The grant jury: An investigative tour de force, The Cancer Factory accomplishes an incredibly difficult feat: it shows how a major corporation has ignored and continues to ignore research by industry scientists about the dangers of chemical exposures, and draws connections between those exposures and their impact on particular workers’ health. This riveting, powerful project illuminates a much larger pattern in the American blue-collar workforce, and the argument at the core of this book—that factories have not adequately protected their workers—is a vital one, made with force. The book is based on four decades of reporting, the author’s archival knowledge of worker health regulations, and a comprehensive review of the scientific literature. His rigorous reporting and longstanding relationships with his subjects and their families will result in a definitive account of one of the worst outbreaks of workplace cancer since World War II.

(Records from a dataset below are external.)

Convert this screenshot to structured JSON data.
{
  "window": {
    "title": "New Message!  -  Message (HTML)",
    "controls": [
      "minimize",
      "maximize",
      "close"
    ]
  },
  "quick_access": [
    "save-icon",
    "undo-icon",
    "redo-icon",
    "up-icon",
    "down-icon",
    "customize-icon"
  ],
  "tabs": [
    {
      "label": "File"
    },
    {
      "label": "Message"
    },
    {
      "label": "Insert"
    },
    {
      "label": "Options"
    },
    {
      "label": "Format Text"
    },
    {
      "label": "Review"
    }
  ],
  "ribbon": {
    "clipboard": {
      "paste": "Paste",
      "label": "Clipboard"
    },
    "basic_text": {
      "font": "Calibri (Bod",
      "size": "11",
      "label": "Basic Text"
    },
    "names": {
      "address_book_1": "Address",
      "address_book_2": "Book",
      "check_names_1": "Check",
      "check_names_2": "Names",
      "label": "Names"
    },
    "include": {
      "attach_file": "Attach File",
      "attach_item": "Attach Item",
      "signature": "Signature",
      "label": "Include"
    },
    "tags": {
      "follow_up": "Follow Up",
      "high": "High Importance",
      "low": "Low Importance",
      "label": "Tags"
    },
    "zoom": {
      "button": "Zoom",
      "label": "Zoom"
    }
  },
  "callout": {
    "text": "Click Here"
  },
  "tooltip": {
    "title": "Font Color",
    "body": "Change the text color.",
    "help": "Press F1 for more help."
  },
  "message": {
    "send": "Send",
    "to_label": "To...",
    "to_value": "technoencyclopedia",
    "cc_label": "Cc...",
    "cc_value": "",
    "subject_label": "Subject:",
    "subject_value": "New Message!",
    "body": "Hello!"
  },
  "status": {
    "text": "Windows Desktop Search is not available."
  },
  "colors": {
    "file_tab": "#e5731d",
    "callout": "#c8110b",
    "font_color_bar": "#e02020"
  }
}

Jim Morris has been a journalist since 1978, focusing on the environment, labor and public health. He has won more than 80 awards for his work on topics such as the deceptive marketing of asbestos in developing nations; the fatal drugging of children by Medicaid dentists; and the resurgence of silicosis, a deadly lung disease, among miners and sandblasters. Morris worked for newspapers in Texas and California before coming to Washington, D.C., in 1999. He is in his 12th year with the Center for Public Integrity, a nonprofit investigative news organization, where he is executive editor.